More on 2016-17 Testing in Tennessee

From an email sent by Commissioner McQueen to teachers:

Today we finalized our contract with Questar as our primary vendor to develop and administer state assessments this school year. As we move forward with a new assessment vendor, we’re also streamlining our assessments to provide a better testing experience for you and your students. Below are several changes to our assessment structure for the coming year. You can find more detailed information in our updated FAQ (here).

We’ll continue to share more information soon and look forward to sharing assessment blueprints by the end of July

  • •We’ve eliminated Part I. All TCAP tests will be administered in one assessment window at the end of the year. Assessments that require extended written responses, like the writing portion of ELA tests and the writing portion of the U.S. history test, will be completed at the beginning of the testing window to allow the vendor time to expedite the scoring process.
    •We’ve reduced testing time. In grades 3–8, students will have tests that are 200-210 minutes shorter than last year. As an example, for a typical third grader, the 2016-17 TCAP end of year assessments will be shorter by 210 minutes compared to last year. In high school, most individual End of Course assessments have been shortened by 40-120 minutes. For a typical eleventh grader, this would mean the 2016-17 TCAP End of Course assessments will be shorter in total by 225 minutes compared to last year. Please see the complete testing times chart here for further information.
    •We will phase in online tests over multiple years. For the upcoming school year, the state assessments for grades 3–8 will be administered via paper and pencil. However, the department will work closely with Questar to provide an online option for high school math, ELA, and U.S. history exams if both schools and the testing platform demonstrate early proof of successful online administration. Even if schools demonstrate readiness for online administration, districts will still have the option to choose paper and pencil assessments for high school students this year. Biology and chemistry End of Course exams will be administered via paper and pencil.
    •In the coming school year, the state will administer a social studies field test, rather than an operational assessment, for students in grades 3–8. This will take place in the operational testing window near the end of the year. This one-year reprieve provides time to develop an assessment for the 2017-18 school year aligned to the state’s Tennessee-specific social studies standards. However, the operational U.S. history End of Course exam for high school students will continue as planned for the 2016-17 school year.
    •Additionally, some students will participate in ELA and/or U.S. history field tests outside the operational testing window. The ELA field test will include one subpart featuring a writing prompt; the U.S. history field test will also include one subpart featuring a writing prompt. One-third to one-half of students will need to participate in this field test, and the group of students selected to participate will rotate each year.

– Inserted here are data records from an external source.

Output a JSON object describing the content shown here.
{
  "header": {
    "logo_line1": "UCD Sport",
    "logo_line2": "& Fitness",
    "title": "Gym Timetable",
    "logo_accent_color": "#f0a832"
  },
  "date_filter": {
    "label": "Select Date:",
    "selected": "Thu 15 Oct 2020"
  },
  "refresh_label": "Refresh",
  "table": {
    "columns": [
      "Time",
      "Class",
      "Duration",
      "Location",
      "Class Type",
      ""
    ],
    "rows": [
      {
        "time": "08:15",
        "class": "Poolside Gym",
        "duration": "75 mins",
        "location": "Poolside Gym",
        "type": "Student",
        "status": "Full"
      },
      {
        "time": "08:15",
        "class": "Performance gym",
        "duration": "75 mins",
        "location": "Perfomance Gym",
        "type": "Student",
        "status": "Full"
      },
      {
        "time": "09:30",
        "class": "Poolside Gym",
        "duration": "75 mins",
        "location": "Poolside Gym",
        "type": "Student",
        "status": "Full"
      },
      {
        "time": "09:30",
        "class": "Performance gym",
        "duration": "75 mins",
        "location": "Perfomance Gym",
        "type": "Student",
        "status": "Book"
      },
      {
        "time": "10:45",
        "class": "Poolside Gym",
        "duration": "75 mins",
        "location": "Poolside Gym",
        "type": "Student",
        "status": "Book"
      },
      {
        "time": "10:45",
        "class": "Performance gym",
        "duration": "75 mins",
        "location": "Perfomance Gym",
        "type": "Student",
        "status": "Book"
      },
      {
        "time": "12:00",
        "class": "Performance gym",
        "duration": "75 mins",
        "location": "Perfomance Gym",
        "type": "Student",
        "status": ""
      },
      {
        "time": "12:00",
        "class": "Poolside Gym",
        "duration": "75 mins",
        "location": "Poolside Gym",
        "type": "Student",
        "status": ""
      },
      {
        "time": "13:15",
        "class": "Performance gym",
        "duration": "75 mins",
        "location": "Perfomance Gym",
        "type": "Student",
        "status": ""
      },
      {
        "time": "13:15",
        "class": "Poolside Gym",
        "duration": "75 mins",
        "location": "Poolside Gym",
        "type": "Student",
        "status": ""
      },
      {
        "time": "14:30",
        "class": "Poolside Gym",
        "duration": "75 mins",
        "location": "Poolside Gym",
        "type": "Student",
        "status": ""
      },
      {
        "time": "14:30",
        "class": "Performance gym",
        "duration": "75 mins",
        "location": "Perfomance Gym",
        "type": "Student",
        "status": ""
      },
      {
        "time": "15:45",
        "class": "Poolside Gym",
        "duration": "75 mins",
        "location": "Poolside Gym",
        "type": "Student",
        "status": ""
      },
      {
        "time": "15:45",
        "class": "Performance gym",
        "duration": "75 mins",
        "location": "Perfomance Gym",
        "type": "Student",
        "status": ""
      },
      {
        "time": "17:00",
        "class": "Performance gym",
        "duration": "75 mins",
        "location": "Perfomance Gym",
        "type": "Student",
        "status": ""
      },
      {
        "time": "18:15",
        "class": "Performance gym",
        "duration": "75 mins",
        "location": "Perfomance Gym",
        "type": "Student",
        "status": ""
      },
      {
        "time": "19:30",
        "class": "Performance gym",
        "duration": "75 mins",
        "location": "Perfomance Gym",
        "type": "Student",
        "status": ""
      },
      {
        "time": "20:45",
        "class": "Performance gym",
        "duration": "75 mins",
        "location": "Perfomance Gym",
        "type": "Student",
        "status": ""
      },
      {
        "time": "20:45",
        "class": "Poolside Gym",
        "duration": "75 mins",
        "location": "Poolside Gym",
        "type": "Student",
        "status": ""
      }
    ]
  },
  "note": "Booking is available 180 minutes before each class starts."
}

The goal of TCAP hasn’t changed—we’re providing students the opportunity to demonstrate their critical thinking, problem solving, and writing skills to ensure they’re progressing on the path to success after high school. However, we’re taking a smarter logistical approach with a qualified, proven assessment vendor.

Most importantly, we’re committed to listening to you and partnering with you to create meaningful assessments. Our partnership with teachers is a critical component of our assessment program. We eliminated Part I, moved to a phase-in approach for online testing, and reimagined the writing prompts and scoring timetable largely based on feedback from teachers, and I look forward to continuing these important conversations. We’ll also continue to involve Tennessee educators in many aspects of the assessment process, including item review, bias and sensitivity review, rangefinding, and standard setting. Additionally, beginning this year, we will also work with Tennessee educators to write new test items; the first workshop will be in October—stay tuned for more information.

 

For more on education politics and policy in Tennessee, follow @TNEdReport


 

One thought on “More on 2016-17 Testing in Tennessee

  1. And once QUESTAR is completely up to speed and the tests are taken on line they will bring in Competency Based Education and Assessments. This means your child will get all of their instruction from a Tablet and will be tested all day every day. Teachers will be reduced to room monitors and data collectors. Now what will they teach your child in that little Tablet. You will never know and they don’t want you to know. We are moving from academics to the affective domain. Time to STARVE THE BEAST. McQueen knows EXACTLY what she is doing and QUESTAR is the 2nd string. ESSA is full of programs and incentives ($$$$$) to bring in Competency Based Education and Assessment. CBE is just the new name for OBE (Outcome Based Education) parents and activists stopped back in the 90’s. WAKE UP. Get your kids out of the public school system. Home is the only safe place for your kids if you don’t want them to end up dumber than a bag of rocks.